THE NEW GUY: Jimmie Johnson (right) and interim crew chief Ryan Malec watch garage-area activity at Daytona Int’l Speedway. (Autostock Photo)

By Brit Fryer

NSSN Correspondent

DAYTONA BEACH, Fla. — The way Jeff Gordon sees it, suspended crew chiefs working from outside the track is nothing more than a loophole in the NASCAR rulebook. NASCAR said differently Friday, and the practice is no longer allowed.
“They can’t be at the event,” NASCAR spokesman Jim Hunter said. “We want to change the perception that they’re circumventing the penalty.”
NASCAR Chairman Brian France said last week the issue underminds the integrity of the sport, because during the July 1 Nextel Cup race, Dale Earnhardt, Jr.’s crew chief, Tony Eury, Jr., communicated with the No. 8 team from atop a motorcoach parked outside New Hampshire Int’l Speedway while he completed a six-race suspension.

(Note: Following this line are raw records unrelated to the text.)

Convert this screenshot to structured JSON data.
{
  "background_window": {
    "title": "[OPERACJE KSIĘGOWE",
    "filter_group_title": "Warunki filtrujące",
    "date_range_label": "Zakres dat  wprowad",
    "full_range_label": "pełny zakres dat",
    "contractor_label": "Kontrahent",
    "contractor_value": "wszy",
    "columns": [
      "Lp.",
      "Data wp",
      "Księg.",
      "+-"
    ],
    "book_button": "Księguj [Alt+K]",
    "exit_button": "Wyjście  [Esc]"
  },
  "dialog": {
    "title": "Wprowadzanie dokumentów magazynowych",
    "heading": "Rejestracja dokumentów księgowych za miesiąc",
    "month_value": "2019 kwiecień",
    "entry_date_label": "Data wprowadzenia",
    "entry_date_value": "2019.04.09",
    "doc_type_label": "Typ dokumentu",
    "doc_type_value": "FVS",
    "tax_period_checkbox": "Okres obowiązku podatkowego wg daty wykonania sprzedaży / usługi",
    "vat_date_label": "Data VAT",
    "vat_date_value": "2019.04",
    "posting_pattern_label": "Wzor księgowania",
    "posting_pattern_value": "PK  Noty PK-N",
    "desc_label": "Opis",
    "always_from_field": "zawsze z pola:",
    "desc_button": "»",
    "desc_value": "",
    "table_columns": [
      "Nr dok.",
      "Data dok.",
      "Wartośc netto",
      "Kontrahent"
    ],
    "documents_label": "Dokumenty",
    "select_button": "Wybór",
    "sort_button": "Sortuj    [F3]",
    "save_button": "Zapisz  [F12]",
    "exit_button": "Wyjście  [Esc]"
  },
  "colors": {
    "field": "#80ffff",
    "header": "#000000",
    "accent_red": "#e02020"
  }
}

Two suspended Hendrick crew chiefs, Steve Letarte (Gordon) and Chad Knaus (Jimmie Johnson), were on site as well. They are serving six-race suspensions for violations found during initial inspection June 22 at Infineon Raceway.

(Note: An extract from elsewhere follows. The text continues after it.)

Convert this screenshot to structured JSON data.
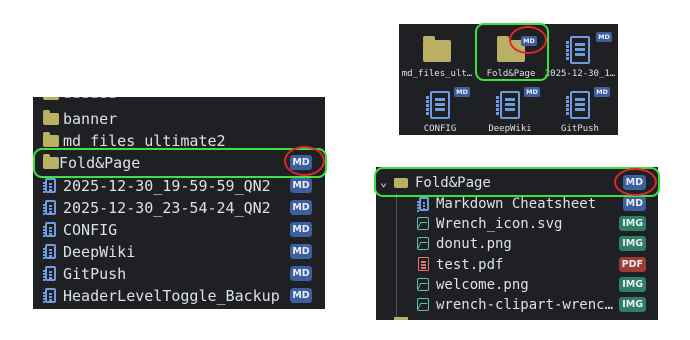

“We stuck to exactly what they told us we could do,” Gordon said Thursday.
“That’s why our crew chiefs were at New Hampshire. We didn’t do anything we were told not to do.
“With the communication we have these days, we are going to talk to them. They’re not going to be on the box calling the race, and that’s taken away from our whole race weekend.
“They’re serving the penalty, and just because we’re able to be in some type of communication with them doesn’t mean we aren’t suffering from the loss of not having them.”
NASCAR’s previous policy essentially robbed a crew chief of time in the garage and on pit road. Neither Letarte nor Knaus were in Daytona.
“We’ll do whatever we’re instructed to do,” Johnson said, “but we’d be foolish to not try to maximize and go right to the edge of the rules just like we do with the race car. We’ll do everything we can and everything we’re allowed to do.”
France didn’t rule out suspending drivers to get NASCAR’s point across.
“We’d like to make the deterrent, a portion of the penalty, significant enough that that isn’t necessary for us to do that,” France said. “But are we willing to go there? Of course we would. We have in the past and we will in the future. We’re not hoping to do that. That’s sort of a death penalty.”